If the quotient has a nonterminating decimal expansion and the operation is specified to return an exact result, an ArithmeticException is thrown. Otherwise, the exact result of the division is returned, as done for other operations.
To fix, you need to do something like this:
a.divide(b, 2, RoundingMode.HALF_UP)
where 2 is the scale and RoundingMode.HALF_UP is rounding mode
For more details see this blog post.
Because you're not specifying a precision and a rounding-mode. BigDecimal is complaining that it could use 10, 20, 5000, or infinity decimal places, and it still wouldn't be able to give you an exact representation of the number. So instead of giving you an incorrect BigDecimal, it just whinges at you.

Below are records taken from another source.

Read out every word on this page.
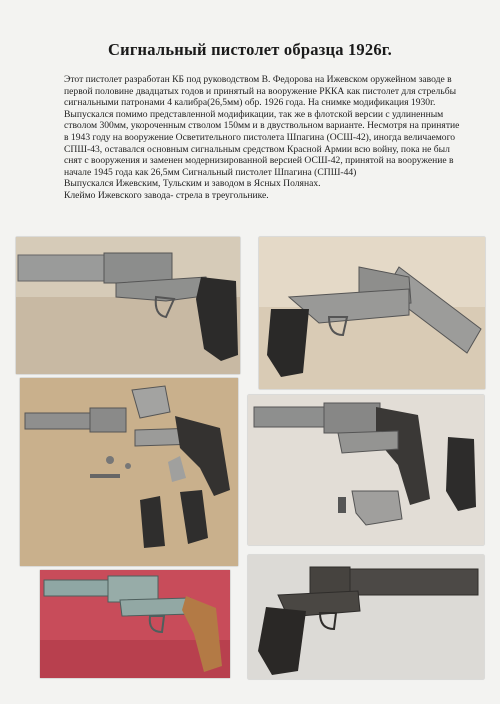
Сигнальный пистолет образца 1926г.

Этот пистолет разработан КБ под руководством В. Федорова на Ижевском оружейном заводе в первой половине двадцатых годов и принятый на вооружение РККА как пистолет для стрельбы сигнальными патронами 4 калибра(26,5мм) обр. 1926 года. На снимке модификация 1930г.

Выпускался помимо представленной модификации, так же в флотской версии с удлиненным стволом 300мм, укороченным стволом 150мм и в двуствольном варианте. Несмотря на принятие в 1943 году на вооружение Осветительного пистолета Шпагина (ОСШ-42), иногда величаемого СПШ-43, оставался основным сигнальным средством Красной Армии всю войну, пока не был снят с вооружения и заменен модернизированной версией ОСШ-42, принятой на вооружение в начале 1945 года как 26,5мм Сигнальный пистолет Шпагина (СПШ-44)

Выпускался Ижевским, Тульским и заводом в Ясных Полянах.

Клеймо Ижевского завода- стрела в треугольнике.
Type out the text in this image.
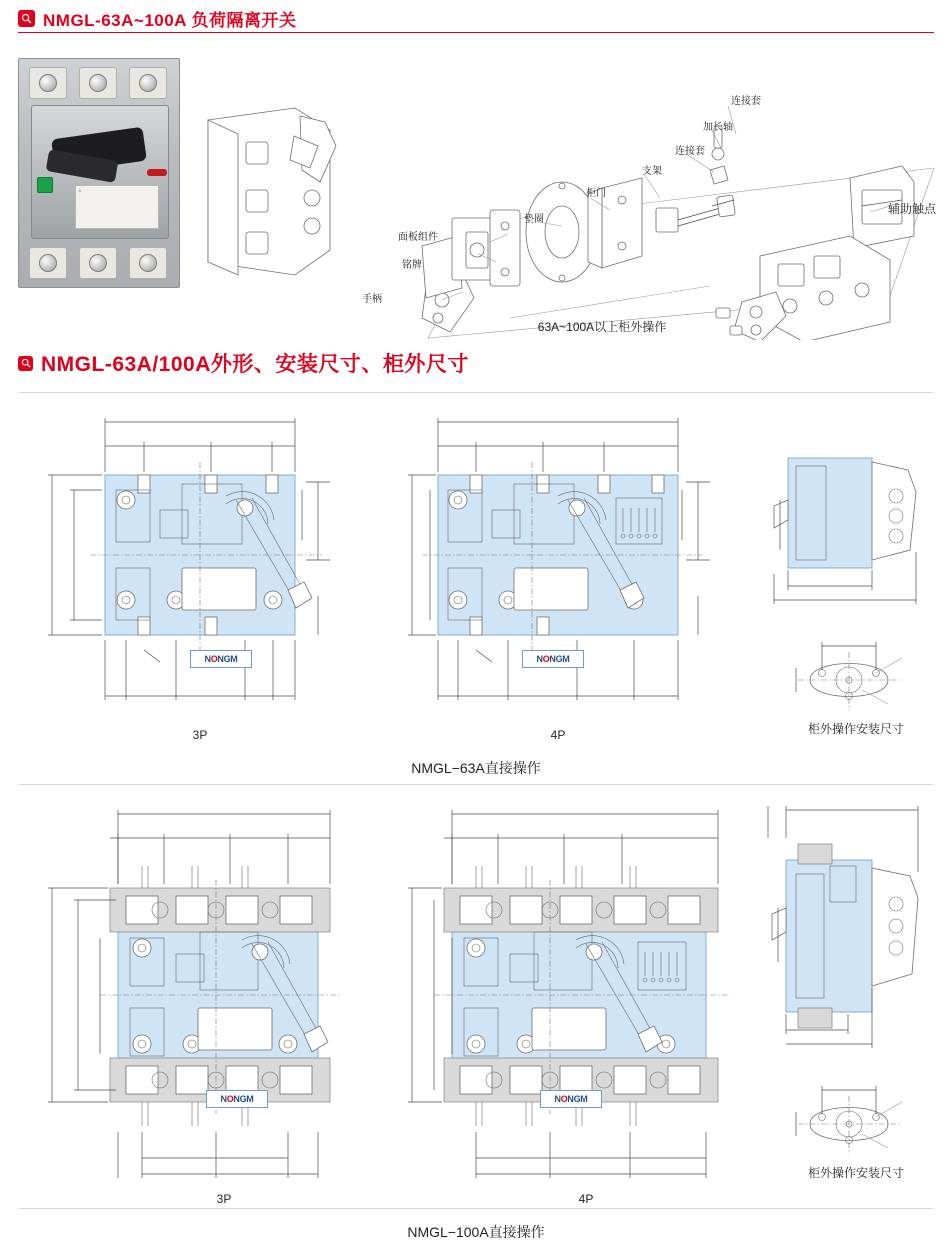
NMGL-63A~100A 负荷隔离开关
⚠
连接套
加长轴
连接套
支架
柜门
垫圈
面板组件
铭牌
手柄
辅助触点
63A~100A以上柜外操作
NMGL-63A/100A外形、安装尺寸、柜外尺寸
N O NGM
3P
N O NGM
4P	柜外操作安装尺寸
NMGL−63A直接操作
N O NGM
3P
N O NGM
4P
柜外操作安装尺寸
NMGL−100A直接操作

However, if you supply a RoundingMode and a precision, then it will be able to convert (eg. 1.333333333-to-infinity to something like 1.3333 ... but you as the programmer need to tell it what precision you're 'happy with'.
You can do
a.divide(b, MathContext.DECIMAL128)
You can choose the number of bits you want: either 32, 64 or 128.
Check out this link :
http://edelstein.pebbles.cs.cmu.edu/jadeite/main.php?api=java6&state=class&package=java.math&class=MathContext
To fix such an issue I have used the below code
a.divide(b, 2, RoundingMode.HALF_EVEN)
Where 2 is scale. Now the problem should be resolved.
I had this same problem, because my line of code was:
txtTotalInvoice.setText(var1.divide(var2).doubleValue() + "");
I change to this, reading previous Answer, because I was not writing decimal precision:
txtTotalInvoice.setText(var1.divide(var2,4, RoundingMode.HALF_UP).doubleValue() + "");
4 is Decimal Precison
AND RoundingMode are Enum constants, you could choose any of this
UP, DOWN, CEILING, FLOOR, HALF_DOWN, HALF_EVEN, HALF_UP
In this Case HALF_UP, will have this result:
2.4 = 2
2.5 = 3
2.7 = 3
You can check the RoundingMode information here: http://www.javabeat.net/precise-rounding-of-decimals-using-rounding-mode-enumeration/
It´s a issue of rounding the result, the solution for me is the following.
divider.divide(dividend,RoundingMode.HALF_UP);
Answer for BigDecimal throws ArithmeticException
public static void main(String[] args) {
int age = 30;
BigDecimal retireMentFund = new BigDecimal("10000.00");
retireMentFund.setScale(2,BigDecimal.ROUND_HALF_UP);
BigDecimal yearsInRetirement = new BigDecimal("20.00");
String name = " Dennis";
for ( int i = age; i <=65; i++){
recalculate(retireMentFund,new BigDecimal("0.10"));
}
BigDecimal monthlyPension = retireMentFund.divide(
yearsInRetirement.divide(new BigDecimal("12"), new MathContext(2, RoundingMode.CEILING)), new MathContext(2, RoundingMode.CEILING));
System.out.println(name+ " will have £" + monthlyPension +" per month for retirement");
}
public static void recalculate (BigDecimal fundAmount, BigDecimal rate){
fundAmount.multiply(rate.add(new BigDecimal("1.00")));
}
Add MathContext object in your divide method call and adjust precision and rounding mode. This should fix your problem
Your program does not know what precision for decimal numbers to use so it throws:
java.lang.ArithmeticException: Non-terminating decimal expansion
Solution to bypass exception:
MathContext precision = new MathContext(int setPrecisionYouWant); // example 2
BigDecimal a = new BigDecimal("1.6",precision);
BigDecimal b = new BigDecimal("9.2",precision);
a.divide(b) // result = 0.17
For me, it's working with this:
BigDecimal a = new BigDecimal("9999999999.6666",precision);
BigDecimal b = new BigDecimal("21",precision);
a.divideToIntegralValue(b).setScale(2)